CC 7.5 (Turing) — 2nd generation Tensor Cores, INT8/INT4, RT Cores. T4 — the most popular inference GPU.

CC 8.0 (Ampere, GA100) — 3rd generation Tensor Cores, BF16, TF32, Sparsity. A100 — the LLM standard.

CC 8.6 (Ampere, GA10x) — consumer Ampere: RTX 3090/3080. BF16 via Tensor Cores.

CC 8.9 (Ada Lovelace) — 4th generation Tensor Cores, FP8, DLSS 3. RTX 4090, L40S.

CC 9.0 (Hopper) — Transformer Engine, native FP8, DPX instructions.
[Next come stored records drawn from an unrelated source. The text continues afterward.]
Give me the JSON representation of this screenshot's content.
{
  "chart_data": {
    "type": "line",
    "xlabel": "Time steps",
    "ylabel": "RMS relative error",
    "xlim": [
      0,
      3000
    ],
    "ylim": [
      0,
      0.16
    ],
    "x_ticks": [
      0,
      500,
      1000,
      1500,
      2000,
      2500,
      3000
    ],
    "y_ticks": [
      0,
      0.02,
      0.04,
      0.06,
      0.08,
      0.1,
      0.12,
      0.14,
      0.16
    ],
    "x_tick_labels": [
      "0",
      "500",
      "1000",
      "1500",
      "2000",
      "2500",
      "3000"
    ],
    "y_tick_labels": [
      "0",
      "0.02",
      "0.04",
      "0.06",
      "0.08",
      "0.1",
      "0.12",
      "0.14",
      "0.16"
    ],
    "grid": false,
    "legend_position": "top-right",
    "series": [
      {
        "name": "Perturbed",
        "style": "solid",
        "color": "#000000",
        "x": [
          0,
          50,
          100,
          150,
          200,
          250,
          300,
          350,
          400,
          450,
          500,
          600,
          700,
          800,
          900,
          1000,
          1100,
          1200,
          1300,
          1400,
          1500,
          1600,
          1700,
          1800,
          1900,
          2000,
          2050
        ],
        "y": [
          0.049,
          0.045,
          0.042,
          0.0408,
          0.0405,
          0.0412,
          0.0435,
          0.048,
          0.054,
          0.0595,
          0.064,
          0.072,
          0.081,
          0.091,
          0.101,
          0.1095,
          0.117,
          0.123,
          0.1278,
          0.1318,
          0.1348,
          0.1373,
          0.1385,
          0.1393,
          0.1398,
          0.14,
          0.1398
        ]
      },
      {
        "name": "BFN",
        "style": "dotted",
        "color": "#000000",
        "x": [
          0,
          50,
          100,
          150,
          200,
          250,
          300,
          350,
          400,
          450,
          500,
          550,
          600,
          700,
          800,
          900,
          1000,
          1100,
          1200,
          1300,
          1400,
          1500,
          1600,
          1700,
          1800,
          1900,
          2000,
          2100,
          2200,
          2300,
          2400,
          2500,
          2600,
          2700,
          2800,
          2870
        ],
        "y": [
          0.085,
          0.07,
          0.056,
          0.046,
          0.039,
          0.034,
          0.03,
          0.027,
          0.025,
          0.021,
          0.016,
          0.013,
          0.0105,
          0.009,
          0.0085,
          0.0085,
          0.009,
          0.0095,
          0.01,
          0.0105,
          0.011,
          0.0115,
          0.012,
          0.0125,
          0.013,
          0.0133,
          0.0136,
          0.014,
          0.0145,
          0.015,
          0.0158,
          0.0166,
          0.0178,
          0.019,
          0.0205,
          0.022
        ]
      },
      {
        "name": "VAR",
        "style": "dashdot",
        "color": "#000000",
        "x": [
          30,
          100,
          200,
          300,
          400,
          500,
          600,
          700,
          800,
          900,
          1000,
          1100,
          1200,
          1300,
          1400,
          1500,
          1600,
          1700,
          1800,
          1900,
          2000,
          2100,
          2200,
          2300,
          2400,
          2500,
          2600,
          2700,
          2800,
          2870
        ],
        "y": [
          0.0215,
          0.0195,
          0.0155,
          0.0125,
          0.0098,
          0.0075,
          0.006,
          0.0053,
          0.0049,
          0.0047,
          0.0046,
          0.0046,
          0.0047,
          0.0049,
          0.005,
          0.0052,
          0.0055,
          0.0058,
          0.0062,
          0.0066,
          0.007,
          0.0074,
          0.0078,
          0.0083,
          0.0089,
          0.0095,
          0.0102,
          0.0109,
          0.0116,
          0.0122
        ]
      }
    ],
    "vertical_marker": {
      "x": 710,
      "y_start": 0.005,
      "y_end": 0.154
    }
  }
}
H100 — the best GPU for LLM training.

CC 10.0 (Blackwell) — 5th generation Tensor Cores, FP4, Secure AI. B200, GB200.

CC 12.0 (Vera Rubin) — next generation, announced by NVIDIA.

What Compute Capability Affects

CUDA Toolkit Compatibility. Each CUDA Toolkit version supports a specific range of CC. For example, CUDA 12.x supports CC 5.0+, and CUDA 11.8 is the last version supporting CC 3.5 (Kepler). If your GPU is too old, the new CUDA Toolkit won't work.

Available Data Types. FP16 Tensor — CC 7.0+. BF16 — CC 8.0+. TF32 — CC 8.0+. FP8 — CC 8.9+. FP4 — CC 10.0+. This directly affects training and inference speed.

Library Performance. cuDNN, cuBLAS, NCCL, Flash Attention and other libraries select optimal kernels based on CC. Code compiled for sm_80 doesn't take advantage of sm_89 or sm_90 features.

Framework Support. PyTorch 2.x recommends CC 7.0+. Some operations (Flash Attention) require CC 8.0+. vLLM recommends CC 8.0+ (Ampere and newer) for optimal LLM inference.